10 May 2016 – Millions of migratory birds are being lost each year as a result of illegal killing, taking and trade, United Nations officials warned on World Migratory Bird Day, calling for concerted action to end the threats to migratory birds and urging everyone to step outside and “listen to the birds chirping,” to appreciate how important they are to our planet.
The motives behind these illicit activities are various and the toll that they are taking is incredible – millions of birds are being killed each year – numbers that are totally unsustainable and which alongside other pressures such as habitat loss and climate change are leading to many once common species being at risk of extinction.
The theme of this year's World Day is “…and when the skies fall silent? Stop the Illegal Killing, Taking and Trade!”
Ahead of the Day, the Convention on Migratory Species (CMS) announced the creation of the Intergovernmental Task Force on Illegal Killing, Taking and Trade of Migratory Birds in the Mediterranean composed of Governments and the European Commission.
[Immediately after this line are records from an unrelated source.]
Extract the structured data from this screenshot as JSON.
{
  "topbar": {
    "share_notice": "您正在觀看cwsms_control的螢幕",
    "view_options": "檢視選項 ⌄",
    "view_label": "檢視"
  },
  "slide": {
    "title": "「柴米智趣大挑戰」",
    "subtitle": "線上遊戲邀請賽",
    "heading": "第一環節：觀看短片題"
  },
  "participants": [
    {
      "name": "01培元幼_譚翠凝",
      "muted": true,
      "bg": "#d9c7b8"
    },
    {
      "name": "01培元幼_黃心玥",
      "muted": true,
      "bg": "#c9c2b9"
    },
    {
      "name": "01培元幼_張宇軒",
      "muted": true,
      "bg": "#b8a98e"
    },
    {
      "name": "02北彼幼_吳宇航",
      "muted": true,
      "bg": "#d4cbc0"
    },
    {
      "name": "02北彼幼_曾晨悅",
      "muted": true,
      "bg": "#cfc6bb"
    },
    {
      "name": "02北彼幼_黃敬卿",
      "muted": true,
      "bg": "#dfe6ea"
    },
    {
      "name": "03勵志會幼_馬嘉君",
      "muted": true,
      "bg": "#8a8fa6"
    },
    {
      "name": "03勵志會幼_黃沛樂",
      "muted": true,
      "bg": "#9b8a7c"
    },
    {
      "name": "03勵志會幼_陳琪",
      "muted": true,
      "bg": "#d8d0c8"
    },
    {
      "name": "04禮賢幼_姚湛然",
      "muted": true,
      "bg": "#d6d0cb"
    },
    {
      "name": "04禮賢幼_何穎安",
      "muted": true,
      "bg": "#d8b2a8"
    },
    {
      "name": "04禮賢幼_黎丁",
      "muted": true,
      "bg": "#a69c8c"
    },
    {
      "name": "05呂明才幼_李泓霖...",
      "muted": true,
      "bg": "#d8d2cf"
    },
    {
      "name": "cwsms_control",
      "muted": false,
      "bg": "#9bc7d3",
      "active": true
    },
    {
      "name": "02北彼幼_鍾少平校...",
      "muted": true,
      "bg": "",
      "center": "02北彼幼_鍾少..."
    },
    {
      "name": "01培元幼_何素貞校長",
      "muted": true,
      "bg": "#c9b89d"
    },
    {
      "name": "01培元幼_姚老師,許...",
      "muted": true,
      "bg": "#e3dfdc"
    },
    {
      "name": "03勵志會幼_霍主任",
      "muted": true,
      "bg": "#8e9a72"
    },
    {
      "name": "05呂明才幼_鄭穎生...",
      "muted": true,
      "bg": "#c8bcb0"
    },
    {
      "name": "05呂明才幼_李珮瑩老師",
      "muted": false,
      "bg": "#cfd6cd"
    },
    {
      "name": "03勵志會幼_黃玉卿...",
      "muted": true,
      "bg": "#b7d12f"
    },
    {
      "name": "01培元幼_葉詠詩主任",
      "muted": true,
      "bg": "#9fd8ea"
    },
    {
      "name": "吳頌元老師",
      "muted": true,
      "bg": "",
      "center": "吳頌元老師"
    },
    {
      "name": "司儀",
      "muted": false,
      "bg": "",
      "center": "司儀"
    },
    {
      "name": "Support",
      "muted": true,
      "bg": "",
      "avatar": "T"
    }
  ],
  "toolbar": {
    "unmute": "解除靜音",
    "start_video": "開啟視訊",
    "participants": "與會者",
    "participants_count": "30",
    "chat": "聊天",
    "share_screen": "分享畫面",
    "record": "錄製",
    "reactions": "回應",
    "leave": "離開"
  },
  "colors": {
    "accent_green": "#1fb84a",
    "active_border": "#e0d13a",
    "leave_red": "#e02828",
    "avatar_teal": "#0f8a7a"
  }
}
UN organizations such as the UN Environment Programme (UNEP), the UN Office on Drugs and Crime (UNODC), international environmental treaties, INTERPOL, law enforcement and judiciary organizations, hunting communities and nongovernmental organizations will also be part of the coalition.
World Migratory Bird Day is co-organized by CMS and the African-Eurasian Migratory Waterbird Agreement (AEWA), international treaties administered by UNEP.
“I fully support the global campaign to raise awareness about the threats to migratory birds from habitat destruction, overexploitation, pollution and climate change, United Nations Secretary-General Ban Ki-moon said. “I call for greater international efforts to restore and preserve migratory birds and the network of sites they need to survive as an important part of the environment on which we all depend.”
Perhaps the simplest way to appreciate how important birds' life is to us all, to the planet, to our ecosystem, and to nature is to step outside for a moment, close your eyes and just listen, or look up the skies
UNEP Executive Director Achim Steiner said: “During their long journeys, migratory birds run afoul of any number of natural obstacles, from predators to weather. They shouldn't also have to duck the grasping claws of the illegal wildlife trade. Illegal taking and killing of birds threaten not only the survival of bird species, but ecosystems, communities and livelihoods as well. So World Migratory Bird Day is not strictly for the birds; it's to remind us of the part they play for planet and people alike.”
Bird hunting has been traditionally practiced in the Mediterranean for centuries, but the recent surge in illegal activities, such as poaching and trapping, is endangering many threatened species that are already subject to other pressures, such as climate change and habitat loss.